Dr Sarah Morris
Digital Forensics Research Portfolio
Research Publications ~ 2010
A comparative study of the structure and behaviour of the operating system thumbnail caches used in Kubuntu and Ubuntu (9.10 and 10.04)
Browsing directories in thumbnail mode can assist the user in locating relevant documents quickly by providing a graphical representation of each file. Whilst thumbnail images can assist the user, they can be resource intensive to generate; therefore operating systems generally cache these images, along with associated metadata, to prevent unnecessary rendering. Thumbnail caches can provide a variety of information, including file paths and images of documents; however it is necessary to understand the user activity which resulted in the artefacts being created to understand their forensic significance.
This research used baseline versions of Ubuntu and Kubuntu (both versions 9.10 and 10.04) in virtual machines to determine the effects of a variety of user actions on the information stored in the thumbnail caches. A series of experiments were conducted to identify the structures used to store artefacts both in the thumbnail cache and any related file throughout the system, as well as determining the meaning of each artefact. Each experiment was performed on both operating systems and mimicked a variety of typical user behaviours, such as moving a file or accessing a USB stick.
Whilst both thumbnail caches implement the same structure for storing data, the user behaviour which leads to artefacts being stored in the thumbnail caches differs considerably between the two operating systems. Other information about user activity can be deduced from the thumbnail cache itself; for example, Kubuntu uses an RGB format for items cached without the directory being viewed and uses an RGBA format for standard record creation.
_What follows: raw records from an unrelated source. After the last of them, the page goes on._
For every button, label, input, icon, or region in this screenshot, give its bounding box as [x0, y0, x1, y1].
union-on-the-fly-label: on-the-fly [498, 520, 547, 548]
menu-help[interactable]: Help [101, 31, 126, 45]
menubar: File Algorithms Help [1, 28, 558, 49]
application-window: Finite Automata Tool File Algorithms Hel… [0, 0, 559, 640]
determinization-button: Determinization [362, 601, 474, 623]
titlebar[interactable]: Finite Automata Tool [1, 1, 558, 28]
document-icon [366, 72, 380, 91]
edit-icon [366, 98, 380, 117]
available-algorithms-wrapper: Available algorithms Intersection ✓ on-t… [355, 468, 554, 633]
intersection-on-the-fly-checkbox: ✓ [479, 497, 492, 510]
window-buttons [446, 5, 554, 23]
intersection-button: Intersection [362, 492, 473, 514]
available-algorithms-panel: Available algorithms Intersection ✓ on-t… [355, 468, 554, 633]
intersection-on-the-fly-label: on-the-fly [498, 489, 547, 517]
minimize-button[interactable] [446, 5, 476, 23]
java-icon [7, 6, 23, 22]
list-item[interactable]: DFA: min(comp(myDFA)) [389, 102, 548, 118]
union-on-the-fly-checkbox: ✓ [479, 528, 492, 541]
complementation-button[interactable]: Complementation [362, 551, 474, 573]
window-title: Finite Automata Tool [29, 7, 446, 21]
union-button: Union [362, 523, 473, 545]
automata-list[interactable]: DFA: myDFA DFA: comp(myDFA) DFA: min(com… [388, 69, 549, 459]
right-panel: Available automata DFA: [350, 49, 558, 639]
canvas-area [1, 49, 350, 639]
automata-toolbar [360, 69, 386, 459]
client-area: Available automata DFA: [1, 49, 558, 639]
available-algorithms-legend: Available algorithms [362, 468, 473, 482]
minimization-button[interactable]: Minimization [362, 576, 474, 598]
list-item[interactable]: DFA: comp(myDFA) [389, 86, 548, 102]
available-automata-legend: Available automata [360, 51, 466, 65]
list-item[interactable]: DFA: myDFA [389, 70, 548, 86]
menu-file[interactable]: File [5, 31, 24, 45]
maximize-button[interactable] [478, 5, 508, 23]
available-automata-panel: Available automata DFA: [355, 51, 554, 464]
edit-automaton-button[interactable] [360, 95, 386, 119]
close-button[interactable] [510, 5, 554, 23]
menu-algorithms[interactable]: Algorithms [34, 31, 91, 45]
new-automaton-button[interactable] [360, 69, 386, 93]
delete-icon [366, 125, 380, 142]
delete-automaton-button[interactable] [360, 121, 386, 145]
This paper also identifies the user activity which led to artefacts being recovered and discusses the strengths and weaknesses of the thumbnail caches.
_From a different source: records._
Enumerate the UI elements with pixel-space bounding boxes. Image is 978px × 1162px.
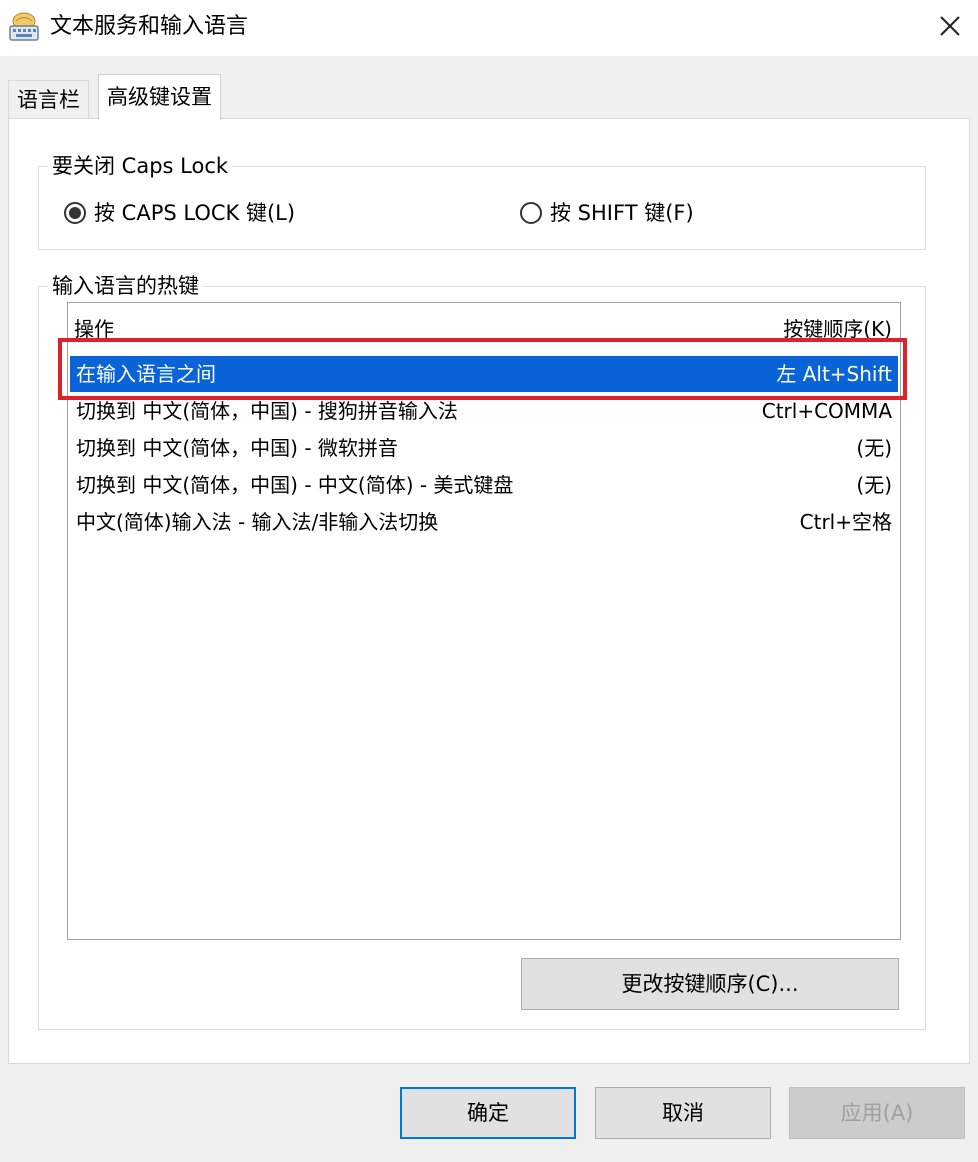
title-bar: 文本服务和输入语言 xyxy=(0,0,978,56)
keyboard-globe-icon xyxy=(8,12,40,42)
close-button[interactable] xyxy=(922,0,978,56)
list-item[interactable]: 切换到 中文(简体，中国) - 微软拼音 (无) xyxy=(70,430,898,466)
row-action: 中文(简体)输入法 - 输入法/非输入法切换 xyxy=(76,510,439,534)
list-header: 操作 按键顺序(K) xyxy=(68,303,900,347)
radio-caps-lock-key[interactable]: 按 CAPS LOCK 键(L) xyxy=(64,199,295,227)
row-action: 切换到 中文(简体，中国) - 中文(简体) - 美式键盘 xyxy=(76,473,514,497)
row-keys: (无) xyxy=(856,473,892,497)
radio-shift-label: 按 SHIFT 键(F) xyxy=(550,201,694,225)
row-keys: Ctrl+空格 xyxy=(799,510,892,534)
caps-lock-group-title: 要关闭 Caps Lock xyxy=(48,152,233,180)
radio-shift-key[interactable]: 按 SHIFT 键(F) xyxy=(520,199,694,227)
ok-button[interactable]: 确定 xyxy=(400,1087,576,1139)
row-action: 切换到 中文(简体，中国) - 微软拼音 xyxy=(76,436,398,460)
column-header-action: 操作 xyxy=(74,317,114,341)
apply-button[interactable]: 应用(A) xyxy=(789,1087,965,1139)
column-header-key-sequence: 按键顺序(K) xyxy=(783,317,892,341)
radio-checked-icon xyxy=(64,202,86,224)
row-keys: (无) xyxy=(856,436,892,460)
tab-advanced-key-settings[interactable]: 高级键设置 xyxy=(98,74,221,120)
row-keys: Ctrl+COMMA xyxy=(761,399,892,423)
radio-unchecked-icon xyxy=(520,202,542,224)
close-icon xyxy=(939,15,961,41)
row-action: 在输入语言之间 xyxy=(76,362,216,386)
hotkeys-list[interactable]: 操作 按键顺序(K) 在输入语言之间 左 Alt+Shift 切换到 中文(简体… xyxy=(67,302,901,940)
hotkeys-group-title: 输入语言的热键 xyxy=(48,272,203,300)
list-item[interactable]: 中文(简体)输入法 - 输入法/非输入法切换 Ctrl+空格 xyxy=(70,504,898,540)
tab-language-bar[interactable]: 语言栏 xyxy=(8,80,89,118)
list-item[interactable]: 在输入语言之间 左 Alt+Shift xyxy=(70,356,898,392)
list-item[interactable]: 切换到 中文(简体，中国) - 搜狗拼音输入法 Ctrl+COMMA xyxy=(70,393,898,429)
change-key-sequence-button[interactable]: 更改按键顺序(C)... xyxy=(521,958,899,1010)
radio-caps-lock-label: 按 CAPS LOCK 键(L) xyxy=(94,201,296,225)
row-keys: 左 Alt+Shift xyxy=(776,362,892,386)
cancel-button[interactable]: 取消 xyxy=(595,1087,771,1139)
row-action: 切换到 中文(简体，中国) - 搜狗拼音输入法 xyxy=(76,399,458,423)
window-title: 文本服务和输入语言 xyxy=(50,14,249,39)
list-item[interactable]: 切换到 中文(简体，中国) - 中文(简体) - 美式键盘 (无) xyxy=(70,467,898,503)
This research shows that similar artefacts from two closely related operating systems may nevertheless suggest different types of user activity, and hence have a different forensic significance.
Morris, S; Chivers, H; (2010); "A comparative study of the structure and behaviour of the operating system thumbnail caches used in Kubuntu and Ubuntu (9.10 and 10.04)"; Proceedings from 4th Cybercrime Forensics Education & Training, Canterbury Christ Church University, Canterbury, UK.